Book Review: The Eternity Brigade

Book Name: The Eternity Brigade
Author: Stephan Golden
First Published: 1980

Stephan Golden was born in Philadelphia. When he was 13, his parents moved to California and he has been a resident of the Golden State ever since. He studied Astronomy at UCLA and this was the time when the first of his science fiction short stories began to publish. After he earned his Bachelor’s degree, he took work with the U.S. Navy as a civilian space scientist. The steady paycheck was good with the Navy, but his writing continued to take off. He began to publish his first novels at this time. After a few years with the Navy, he decided to write full-time. He took a job working as a writer and editor for a pornographic humor paper known as the San Francisco Ball. He has also worked as a game designer and manual writer for games. Mr. Golden has served as the editor of the Science Fiction and Fantasy Writers of America Bulletin and has been their Western Regional Director. He is still busy writing novels and has over 40 titles to his name.

Mr. Golden has been married twice, first to Kathleen Sky and then to fellow author Mary Mason. He has co-written books with both of them and he and Mary are still working on a series of novels today.

Jack Hawker is an American soldier who has lived and fought in a war during a time near to our present day. He has no one to come home to, so when he is offered a chance to join a new army program where the soldiers are cryogenically stored until they are needed for the next war, he volunteers. When Hawker awakens, he is years in the future and disoriented, but he fights with his unit, bonding with his fellow soldiers. At the end of the war, he and the other soldiers of the brigade are stored again.

The story moves on through centuries of time where the methods of warfare and civilization itself changes beyond reason. The soldiers of the brigade are no longer frozen, their patterns and memories are captured in giant databases where they can be called upon at will to fight for who ever holds the keys to the machines. Eventually, the database is duplicated and Hawker finds himself fighting against versions of himself. Life and death loses its meaning since whenever a soldier falls in battle, he or she is recreated for the next battle with only the memories of that one battle lost.

Hawker has no life and he has been cheated of death. He longs to die for real, to end the madness of being a soldier at war for all eternity. He devises a plan to cheat the system and find his way out of the madness.

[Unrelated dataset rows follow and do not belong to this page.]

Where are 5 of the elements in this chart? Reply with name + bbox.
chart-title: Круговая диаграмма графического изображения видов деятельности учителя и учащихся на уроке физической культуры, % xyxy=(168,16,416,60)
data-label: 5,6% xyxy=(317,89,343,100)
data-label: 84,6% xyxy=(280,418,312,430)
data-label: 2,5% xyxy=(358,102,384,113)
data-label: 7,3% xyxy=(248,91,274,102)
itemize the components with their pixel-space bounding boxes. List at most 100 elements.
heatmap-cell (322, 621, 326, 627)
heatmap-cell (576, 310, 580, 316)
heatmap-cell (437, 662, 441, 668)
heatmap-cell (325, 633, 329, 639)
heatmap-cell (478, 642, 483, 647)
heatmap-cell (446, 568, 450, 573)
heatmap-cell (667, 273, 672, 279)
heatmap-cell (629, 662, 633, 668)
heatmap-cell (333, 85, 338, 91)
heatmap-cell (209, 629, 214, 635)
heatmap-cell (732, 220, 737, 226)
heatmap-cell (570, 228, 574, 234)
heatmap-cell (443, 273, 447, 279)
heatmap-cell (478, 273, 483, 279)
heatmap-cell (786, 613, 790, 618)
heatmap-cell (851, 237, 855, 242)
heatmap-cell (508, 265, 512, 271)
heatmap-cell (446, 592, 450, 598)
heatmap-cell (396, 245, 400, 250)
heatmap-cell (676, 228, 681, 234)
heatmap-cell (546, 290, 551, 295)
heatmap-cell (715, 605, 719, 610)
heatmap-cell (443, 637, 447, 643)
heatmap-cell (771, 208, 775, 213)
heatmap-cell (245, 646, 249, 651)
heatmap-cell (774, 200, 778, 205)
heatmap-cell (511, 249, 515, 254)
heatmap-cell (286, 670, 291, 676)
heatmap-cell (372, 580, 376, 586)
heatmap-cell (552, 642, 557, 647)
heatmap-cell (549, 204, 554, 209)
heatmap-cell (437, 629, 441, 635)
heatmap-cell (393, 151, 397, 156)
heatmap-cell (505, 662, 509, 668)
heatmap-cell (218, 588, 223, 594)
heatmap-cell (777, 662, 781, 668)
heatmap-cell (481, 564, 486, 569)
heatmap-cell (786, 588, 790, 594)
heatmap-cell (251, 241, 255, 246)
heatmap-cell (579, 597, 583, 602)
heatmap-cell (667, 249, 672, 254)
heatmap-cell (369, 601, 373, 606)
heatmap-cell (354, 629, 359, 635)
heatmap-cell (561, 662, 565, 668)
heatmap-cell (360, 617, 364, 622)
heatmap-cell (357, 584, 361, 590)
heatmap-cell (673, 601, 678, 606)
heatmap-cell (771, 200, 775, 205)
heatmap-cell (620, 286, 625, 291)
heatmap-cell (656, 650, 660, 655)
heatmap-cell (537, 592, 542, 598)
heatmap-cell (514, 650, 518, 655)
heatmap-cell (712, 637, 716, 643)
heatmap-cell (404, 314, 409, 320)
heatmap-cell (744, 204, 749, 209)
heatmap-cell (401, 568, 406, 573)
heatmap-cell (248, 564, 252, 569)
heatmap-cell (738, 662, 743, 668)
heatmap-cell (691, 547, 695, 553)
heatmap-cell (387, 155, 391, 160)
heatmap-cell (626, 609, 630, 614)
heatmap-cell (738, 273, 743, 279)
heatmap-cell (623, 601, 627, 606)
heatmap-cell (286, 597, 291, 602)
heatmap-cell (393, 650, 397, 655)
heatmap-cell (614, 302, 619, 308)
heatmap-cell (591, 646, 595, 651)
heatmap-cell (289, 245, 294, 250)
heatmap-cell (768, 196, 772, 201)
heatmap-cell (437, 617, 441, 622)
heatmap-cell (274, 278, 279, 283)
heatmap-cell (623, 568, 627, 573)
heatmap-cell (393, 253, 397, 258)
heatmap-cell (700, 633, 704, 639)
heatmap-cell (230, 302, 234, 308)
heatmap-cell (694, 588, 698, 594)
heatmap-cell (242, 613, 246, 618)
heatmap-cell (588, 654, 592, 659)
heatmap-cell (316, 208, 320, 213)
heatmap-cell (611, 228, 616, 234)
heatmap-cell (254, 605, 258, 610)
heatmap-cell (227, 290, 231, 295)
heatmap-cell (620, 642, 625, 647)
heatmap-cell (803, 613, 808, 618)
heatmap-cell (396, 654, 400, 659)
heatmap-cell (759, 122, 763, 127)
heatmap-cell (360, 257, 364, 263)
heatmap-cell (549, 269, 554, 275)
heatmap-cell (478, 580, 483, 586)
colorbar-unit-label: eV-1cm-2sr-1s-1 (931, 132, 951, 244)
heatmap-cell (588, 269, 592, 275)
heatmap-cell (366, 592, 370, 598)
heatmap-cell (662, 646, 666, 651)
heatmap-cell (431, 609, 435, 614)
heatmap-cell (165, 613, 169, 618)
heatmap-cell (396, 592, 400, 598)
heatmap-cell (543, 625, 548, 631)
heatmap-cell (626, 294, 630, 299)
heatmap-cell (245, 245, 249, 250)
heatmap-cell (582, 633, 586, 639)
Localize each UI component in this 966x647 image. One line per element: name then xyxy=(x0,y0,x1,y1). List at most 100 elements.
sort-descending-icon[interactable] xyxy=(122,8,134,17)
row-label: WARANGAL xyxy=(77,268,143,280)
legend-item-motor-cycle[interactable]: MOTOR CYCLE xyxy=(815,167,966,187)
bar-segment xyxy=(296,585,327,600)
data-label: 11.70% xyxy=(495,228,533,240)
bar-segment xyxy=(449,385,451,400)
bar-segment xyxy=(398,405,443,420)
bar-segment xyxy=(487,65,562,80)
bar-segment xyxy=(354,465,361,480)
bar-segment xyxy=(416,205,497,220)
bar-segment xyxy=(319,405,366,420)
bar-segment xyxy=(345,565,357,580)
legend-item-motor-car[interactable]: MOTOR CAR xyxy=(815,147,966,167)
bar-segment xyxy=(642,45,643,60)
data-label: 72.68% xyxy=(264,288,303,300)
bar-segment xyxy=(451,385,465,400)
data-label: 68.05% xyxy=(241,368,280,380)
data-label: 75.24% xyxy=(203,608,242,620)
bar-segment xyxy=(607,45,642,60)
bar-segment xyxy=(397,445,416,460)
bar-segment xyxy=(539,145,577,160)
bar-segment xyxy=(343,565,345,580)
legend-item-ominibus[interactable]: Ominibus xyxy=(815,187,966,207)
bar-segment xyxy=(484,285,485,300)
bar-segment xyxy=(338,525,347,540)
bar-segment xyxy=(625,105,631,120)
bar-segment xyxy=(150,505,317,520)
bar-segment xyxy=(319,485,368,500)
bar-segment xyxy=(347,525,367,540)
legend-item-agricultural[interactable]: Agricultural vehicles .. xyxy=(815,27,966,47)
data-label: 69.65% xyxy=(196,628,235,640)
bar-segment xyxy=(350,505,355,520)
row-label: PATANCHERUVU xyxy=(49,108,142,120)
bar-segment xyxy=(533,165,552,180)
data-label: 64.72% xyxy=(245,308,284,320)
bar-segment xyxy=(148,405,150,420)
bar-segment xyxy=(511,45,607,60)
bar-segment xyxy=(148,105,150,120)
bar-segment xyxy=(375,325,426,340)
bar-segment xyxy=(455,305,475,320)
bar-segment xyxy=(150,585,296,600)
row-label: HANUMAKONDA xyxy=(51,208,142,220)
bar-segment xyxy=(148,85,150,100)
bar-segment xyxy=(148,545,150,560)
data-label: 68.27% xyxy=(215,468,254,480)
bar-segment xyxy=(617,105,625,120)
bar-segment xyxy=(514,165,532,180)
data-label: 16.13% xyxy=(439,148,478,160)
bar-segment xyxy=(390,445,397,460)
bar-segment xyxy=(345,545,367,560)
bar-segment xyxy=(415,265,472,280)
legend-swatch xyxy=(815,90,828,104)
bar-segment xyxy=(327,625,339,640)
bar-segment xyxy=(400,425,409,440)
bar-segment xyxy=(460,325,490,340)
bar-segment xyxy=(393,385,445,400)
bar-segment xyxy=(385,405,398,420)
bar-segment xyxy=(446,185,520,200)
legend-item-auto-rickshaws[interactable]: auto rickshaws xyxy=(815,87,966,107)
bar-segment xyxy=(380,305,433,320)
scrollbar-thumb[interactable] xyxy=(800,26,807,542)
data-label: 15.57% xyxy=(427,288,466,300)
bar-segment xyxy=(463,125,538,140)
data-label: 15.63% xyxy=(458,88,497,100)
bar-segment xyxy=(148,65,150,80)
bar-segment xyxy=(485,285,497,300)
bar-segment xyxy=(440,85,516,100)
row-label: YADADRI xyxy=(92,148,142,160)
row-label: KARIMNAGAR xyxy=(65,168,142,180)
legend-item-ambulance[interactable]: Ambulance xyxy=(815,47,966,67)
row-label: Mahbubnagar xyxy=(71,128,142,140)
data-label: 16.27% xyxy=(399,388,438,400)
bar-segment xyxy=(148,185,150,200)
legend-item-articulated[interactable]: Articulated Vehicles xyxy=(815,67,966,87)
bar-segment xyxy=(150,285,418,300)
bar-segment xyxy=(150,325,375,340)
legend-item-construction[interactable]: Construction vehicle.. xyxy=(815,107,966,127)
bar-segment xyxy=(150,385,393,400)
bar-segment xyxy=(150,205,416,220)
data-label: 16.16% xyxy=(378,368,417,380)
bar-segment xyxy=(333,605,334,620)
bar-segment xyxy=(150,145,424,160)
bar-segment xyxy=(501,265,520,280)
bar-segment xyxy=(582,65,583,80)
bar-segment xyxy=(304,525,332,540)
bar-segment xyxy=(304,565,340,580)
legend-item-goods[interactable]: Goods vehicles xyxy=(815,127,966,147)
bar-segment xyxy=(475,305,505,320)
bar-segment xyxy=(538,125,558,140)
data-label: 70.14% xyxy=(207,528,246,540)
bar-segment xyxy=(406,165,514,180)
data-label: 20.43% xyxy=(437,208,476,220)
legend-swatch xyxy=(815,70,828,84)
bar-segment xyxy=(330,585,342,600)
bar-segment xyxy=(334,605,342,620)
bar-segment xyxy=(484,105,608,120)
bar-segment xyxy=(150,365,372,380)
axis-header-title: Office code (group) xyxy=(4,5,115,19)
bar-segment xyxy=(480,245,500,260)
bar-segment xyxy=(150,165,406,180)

The Eternity Brigade Book CoverI understand that Mr. Golden has reworked this novel and has published a “final edition” of the novel in 2010. I have not read this edition of the book, but instead remember the original novel that was published in 1980. It is a story that has stayed with me all these years and one that I feel is worth re-reading today. It reminded me of Joe Haldeman’s The Forever War and indeed, Mr. Golden does credit this author as inspiration for his own book.

The Eternity Brigade is a fast read with a chilling concept at its core. There is combat on Earth, in space and on other planets, plenty of sex, and the certain loneliness that soldiers in any time period faces. Sometimes the aliens seem more out of an episode of Star Trek than what we think of aliens in fiction today, but for all its small flaws, somewhat weak world building, and flat secondary characters, the story of Hawker and what he faces is a story that will grip you while reading and then stay with you for years. Give The Eternity Brigade a read. I believe it should be on the must-read list of science fiction aficionados.